Il problema è stato più volte
affrontato da ASPE Carige (si vedano da ultimo i Comunicati n. 262 e 264 del
2023 nonché n.276 del 19/9/24),ed ora
torna di piena attualità a seguito del recentissimo studio effettuato dalla
CIDA, in collaborazione con il Centro
Studi e Ricerche Itinerari Previdenziali, diretto dall’ex Segretario di Stato
Prof.

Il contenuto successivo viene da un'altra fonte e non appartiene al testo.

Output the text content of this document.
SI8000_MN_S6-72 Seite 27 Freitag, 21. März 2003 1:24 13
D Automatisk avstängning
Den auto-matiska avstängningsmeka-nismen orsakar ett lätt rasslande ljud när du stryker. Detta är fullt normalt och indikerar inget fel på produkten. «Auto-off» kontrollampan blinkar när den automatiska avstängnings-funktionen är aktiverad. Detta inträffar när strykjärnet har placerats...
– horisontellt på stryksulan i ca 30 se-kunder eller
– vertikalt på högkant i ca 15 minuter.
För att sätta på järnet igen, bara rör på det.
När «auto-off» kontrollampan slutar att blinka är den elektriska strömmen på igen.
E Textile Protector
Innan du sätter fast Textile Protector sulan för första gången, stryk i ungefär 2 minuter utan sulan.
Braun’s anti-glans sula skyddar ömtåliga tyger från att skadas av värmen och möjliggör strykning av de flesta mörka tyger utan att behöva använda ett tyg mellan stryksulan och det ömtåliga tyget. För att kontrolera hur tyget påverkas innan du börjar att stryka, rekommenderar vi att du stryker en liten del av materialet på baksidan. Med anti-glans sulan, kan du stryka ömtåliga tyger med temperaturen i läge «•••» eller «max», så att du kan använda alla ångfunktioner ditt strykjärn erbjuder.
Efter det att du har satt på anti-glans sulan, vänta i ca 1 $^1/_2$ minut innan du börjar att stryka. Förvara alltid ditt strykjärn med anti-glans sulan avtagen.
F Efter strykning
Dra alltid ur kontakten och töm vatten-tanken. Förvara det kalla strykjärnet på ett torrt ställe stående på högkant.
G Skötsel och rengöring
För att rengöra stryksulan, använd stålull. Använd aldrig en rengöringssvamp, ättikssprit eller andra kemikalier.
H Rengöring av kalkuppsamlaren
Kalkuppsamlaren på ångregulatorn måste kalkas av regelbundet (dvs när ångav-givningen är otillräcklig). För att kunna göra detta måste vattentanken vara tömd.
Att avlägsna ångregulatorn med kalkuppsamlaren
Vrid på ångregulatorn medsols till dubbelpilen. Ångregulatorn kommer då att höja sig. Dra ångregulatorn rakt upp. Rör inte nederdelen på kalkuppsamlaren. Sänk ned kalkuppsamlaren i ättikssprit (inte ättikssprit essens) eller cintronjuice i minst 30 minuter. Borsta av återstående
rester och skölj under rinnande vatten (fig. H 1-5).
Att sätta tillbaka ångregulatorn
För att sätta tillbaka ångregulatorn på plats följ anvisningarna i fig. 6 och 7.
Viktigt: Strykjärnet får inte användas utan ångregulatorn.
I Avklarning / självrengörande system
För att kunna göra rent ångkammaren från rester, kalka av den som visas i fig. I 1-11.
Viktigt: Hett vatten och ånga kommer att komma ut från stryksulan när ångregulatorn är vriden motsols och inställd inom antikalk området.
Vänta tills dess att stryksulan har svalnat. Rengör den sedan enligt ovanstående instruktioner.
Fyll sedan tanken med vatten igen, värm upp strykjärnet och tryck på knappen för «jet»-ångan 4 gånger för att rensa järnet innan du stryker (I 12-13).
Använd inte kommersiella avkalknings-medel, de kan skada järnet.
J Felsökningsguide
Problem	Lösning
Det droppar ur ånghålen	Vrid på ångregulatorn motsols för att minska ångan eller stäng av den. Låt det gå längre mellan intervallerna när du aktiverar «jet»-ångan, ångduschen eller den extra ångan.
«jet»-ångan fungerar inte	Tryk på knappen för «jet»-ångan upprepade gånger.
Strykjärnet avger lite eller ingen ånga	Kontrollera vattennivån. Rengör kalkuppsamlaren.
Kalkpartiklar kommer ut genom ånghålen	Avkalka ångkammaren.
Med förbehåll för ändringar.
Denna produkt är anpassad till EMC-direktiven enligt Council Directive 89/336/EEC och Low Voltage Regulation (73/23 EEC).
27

Alberto Brambilla, uno dei maggiori esperti italiani in materia
previdenziale (che in passato venne anche in Carige a parlare di questo
argomento, nel contesto della nostra precedente previdenza integrativa).
Questo studio si è concentrato
sulla quantificazione delle perdite di potere di acquisto prospettiche
(prossimi 10 anni) delle pensioni INPS
di importo superiore ai sopra citati 2500 euro lordi mensili, a fronte delle
attuali limitazioni di legge (che gli ultimi vari governi hanno costantemente
introdotto per fare cassa, specialmente negli anni in cui l’inflazione è stata
di molto superiore a quella attuale), particolarmente pesanti anche perché
applicate all’intero reddito pensionistico e non per scaglioni, come in
passato.
In sostanza questo nuovo studio
ha rilevato che oltre alla già consolidata e nota perdita del potere di acquisto delle pensioni
dall’inizio dell’anno 2000 ad oggi (pari
a circa il 25% per i trattamenti pensionistici medio-alti), i criteri da ultimo
introdotti nel 2024 dal Governo comporteranno una perdita nei prossimi 10 anni
di un importo compreso tra i 13.000 e 115.000 euro per le pensioni mensili
comprese tra i 2.500 e 10.000 euro lordi
mensili (ossia pari ad un netto compreso tra i 2.000 e 6.000 mensili circa ).
Il legislatore da tempo (metà
anni ’90) aveva altresì abolito le migliorative rivalutazioni pensionistiche
contrattuali previste dalla previdenza integrativa aziendali, che invece,
secondo le previsioni del nostro FIP,
avrebbero eliminato gli effetti negativi delle suddette limitazioni delle
pensioni INPS.
Anche la Corte Costituzionale – a
cui sono ricorse alcune associazioni di pensionati, CIDA per prima – ha
recentemente di fatto avvallato le
limitazioni di legge alle rivalutazioni pensionistiche, sostanzialmente condividendo il pensiero del
legislatore, per cui dovrebbero
essere i pensionati più abbienti a
dovere supportare le pensioni di importo contenuto (sic): è quindi evidente che
la maggior parte degli attuali giudici
costituzionali non vuole contraddire (come invece avvenuto in passato) lo specifico operato delle forze
politiche e legislative che nei fatti li
hanno nominati.
In questo contesto purtroppo non
possiamo che prendere atto di quanto sopra, peraltro con l’auspicio di un cambiamento che comporti il legittimo
mantenimento del potere di acquisto delle pensioni tutte, specialmente nei
confronti di chi ha versato congrui contributi, tenendo presente che lo studio
CIDA in argomento ha rilevato che “1,8
milioni di pensionati con redditi lordi annui da 35.000 euro in su garantiscono da soli il 46,33 % dell’IRPEF dell’intera categoria (pari a 16.305.624
pensionati complessivi), eppure sono proprio loro i più colpiti dai tagli e
dalla mancata rivalutazione. Al contrario chi ha versato pochi o nessun
contributo è stato pienamente tutelato dall’inflazione”.